As for the two business plans, Standard and Advanced, they cost $2 and $3 per user per month respectively, but for this fee they add customizable security policies, team-based credential sharing, reporting, and audit logs into the mix for teams consisting of five or more.
Plans for Individual Users
Plans for Teams (Five People and Up)
Getting a response with Password Boss’s customer service is exceptionally quick, with our email inquiry taking mere minutes to get a thorough response from the staff. But sadly this is the only way to directly contact a member of staff with a question, with no option for support via phone nor live chat. Even the social media pages or official blog are long-forgotten platforms, the last posts uploaded to either date back to 2016.
That doesn’t mean there is no additional support, though: as a matter of fact, Password Boss has a nice help center full of detailed FAQs that answers the most common questions related to the use of the service.
Password Boss is an interesting case, as it has just as many duds as it does fantastic features. Although importing credentials before the finalization of the installation seems convenient, it is actually pretty frustrating, especially when said installation is interrupted by an antivirus. It’s also sad to see a very limited customer service, even though the quick response time by the staff proves that Password Boss is managed by knowledgeable professionals.

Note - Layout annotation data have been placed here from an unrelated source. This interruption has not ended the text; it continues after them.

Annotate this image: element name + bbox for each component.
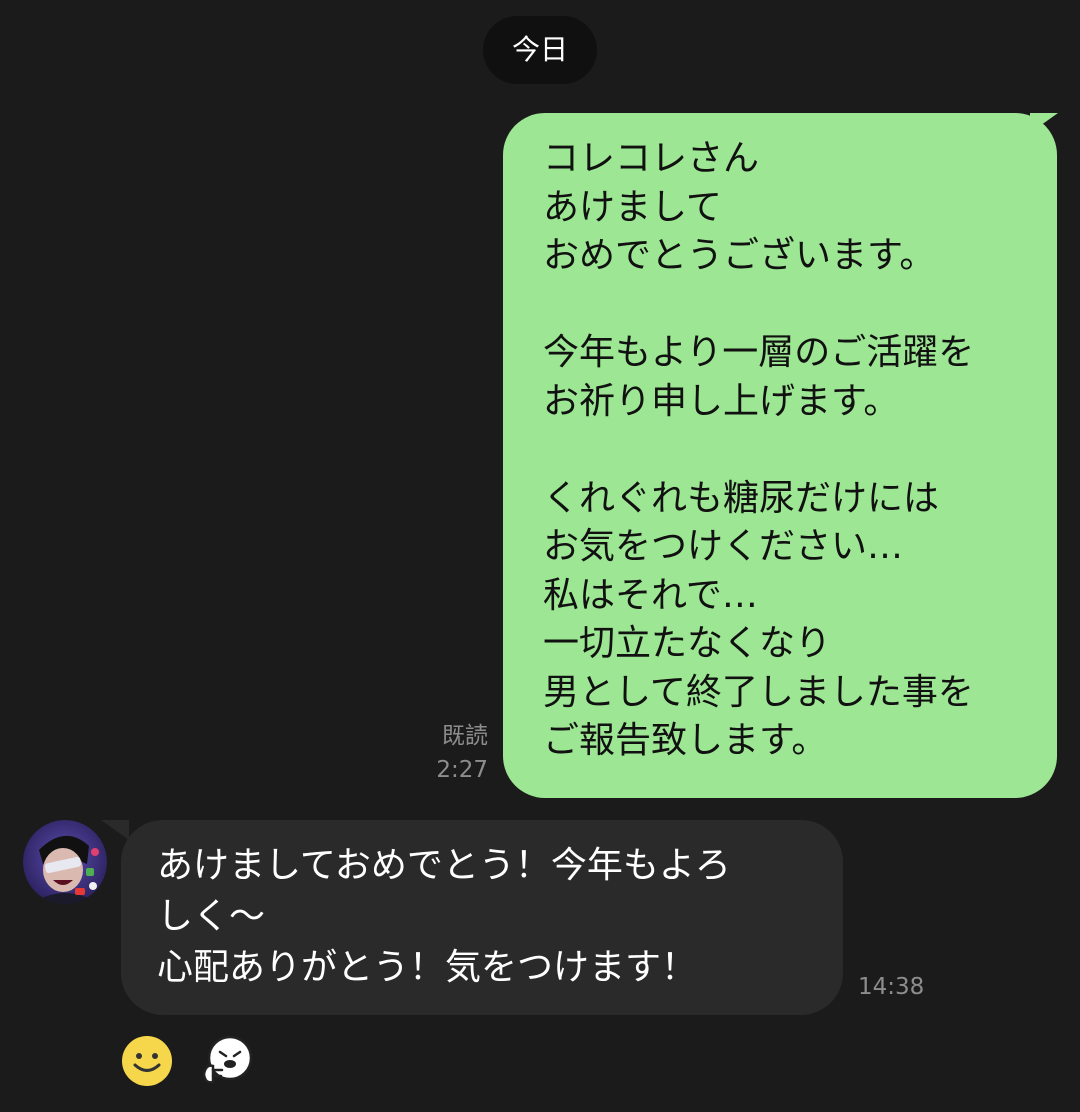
received-message-bubble[interactable]: あけましておめでとう！今年もよろ しく～ 心配ありがとう！気をつけます！	[121, 820, 843, 1015]
received-bubble-tail	[101, 820, 129, 840]
received-message-time: 14:38	[858, 974, 925, 1000]
sticker-thumbs-up-icon[interactable]	[200, 1034, 254, 1088]
sent-message-time: 2:27	[436, 757, 488, 783]
date-separator: 今日	[483, 16, 597, 84]
chat-screen: 今日 コレコレさん あけまして おめでとうございます。 今年もより一層のご活躍を…	[0, 0, 1080, 1112]
sender-avatar[interactable]	[23, 820, 107, 904]
sent-bubble-tail	[1030, 113, 1058, 133]
sent-message-meta: 既読 2:27	[420, 719, 488, 787]
smiley-reaction-icon[interactable]	[120, 1034, 174, 1088]
read-receipt: 既読	[442, 723, 488, 749]
avatar-image	[23, 820, 107, 904]
sent-message-bubble[interactable]: コレコレさん あけまして おめでとうございます。 今年もより一層のご活躍を お祈…	[503, 113, 1057, 798]
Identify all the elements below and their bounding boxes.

However, when it comes to everything else, particularly the high level of security, this password manager shows what it’s truly capable of. Combine that with a vault that has many customization options from categories and custom folders to tags and favorites, and Password Boss quickly becomes one of the most convenient password managers on the market. And if that’s not convincing enough, a more than customer-friendly price tag that can be further reduced by opting for a longer subscription will definitely help anyone consider using Password Boss.